煩い2人に険悪な雰囲気はもうない。でも、やっぱり気分は落ち込んでいるのかもしれない。そんな2人をこの目で見られるのもあとどれくらいなのだろうか。

あと何曲作れるだろう?
あと、何回ライブができる?
あと何回2人に、「ありがとう」って言える?

あと何回、飛雄君に「好き」って言える?

未来なんて見たことがないし見れる筈がないし、予想できたってその予想通りにいくなんてこと、あるわけがない。MTRを使い始める前に五線譜のノートに書き込んでいた、まだ試奏もしていない未完成のおたまじゃくし達は、蛙になれないまま譜面だけを泳いでいる。早く孵してあげたい。観客という名の波に、全部。

「ねえ、今日永田さん来るかな?」
「来るやろ。一番過保護やでアイツ」
「私ね、1つどうしてもやりたいことあるんだ」
「やりたいこと?」

にひ、と頬を上げて笑ってしまったが、2人はクエスチョンマークを浮かべてお互い右と左に首を傾げていた。私が「どうしてもやりたいこと」は、この間永田さんを含めた4人で話し合った後、考えていたことだった。後悔なく自分の人生を全うするには、絶対にやっておかないといけない大切なこと。

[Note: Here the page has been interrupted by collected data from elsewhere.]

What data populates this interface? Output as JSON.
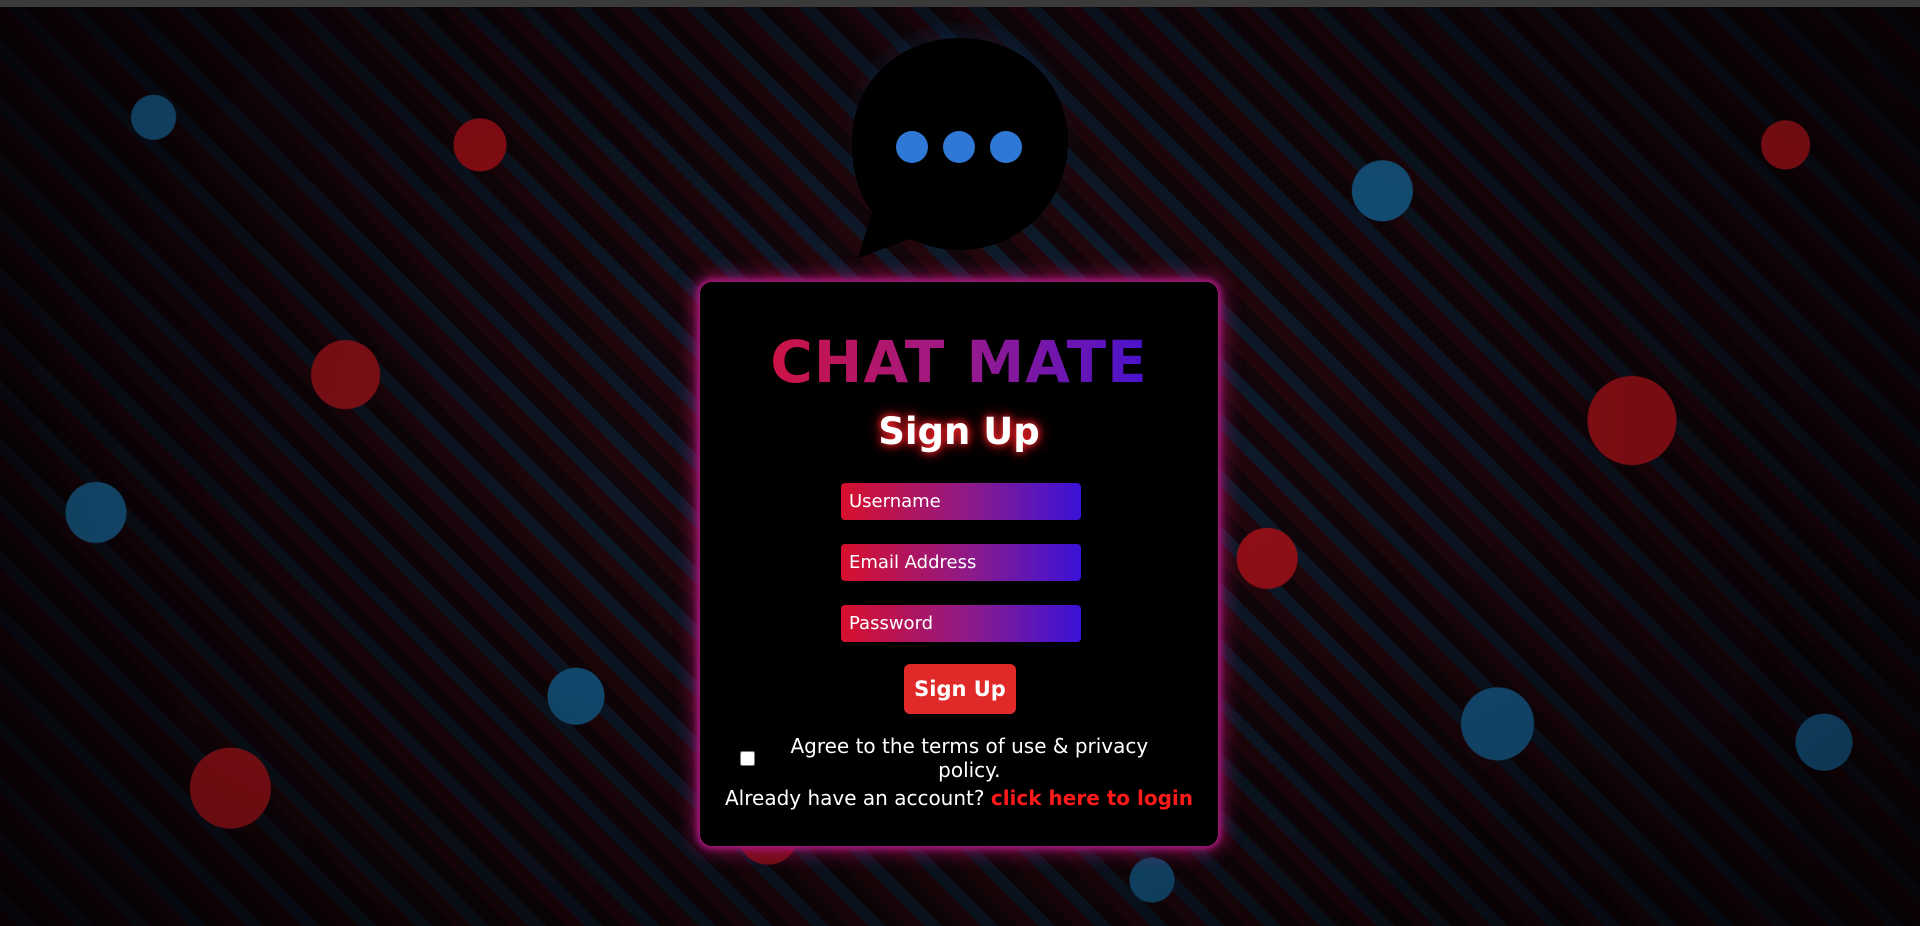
{
  "app": {
    "brand_name": "CHAT MATE",
    "logo_icon": "chat-bubble-dots-icon"
  },
  "form": {
    "title": "Sign Up",
    "username_placeholder": "Username",
    "email_placeholder": "Email Address",
    "password_placeholder": "Password",
    "submit_label": "Sign Up",
    "agree_label": "Agree to the terms of use & privacy policy.",
    "agree_checked": false,
    "login_prompt": "Already have an account?",
    "login_link": "click here to login"
  },
  "colors": {
    "accent_red": "#e02a2a",
    "link_red": "#ff1a1a",
    "gradient_start": "#e0102a",
    "gradient_mid": "#9b1a8a",
    "gradient_end": "#2a10e8",
    "card_glow": "#a0187a",
    "dot_blue": "#2f78d6"
  }
}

本来ならば、現段階で咽頭がんの症状として、口が動かしにくかったり舌が動かしにくかったり、もっと声の変化もあるはず、とのことらしいのだが、私は末期にも関わらず何故か大きく発症していないそうだ。これは多分、神様が癌を発症した私に与えてくれた最後のプレゼントだと思っている。

「ふふふ」
「なんやキモいで」

新品の弦に張り変わった音は、もう不況音を鳴らしてはいなかった。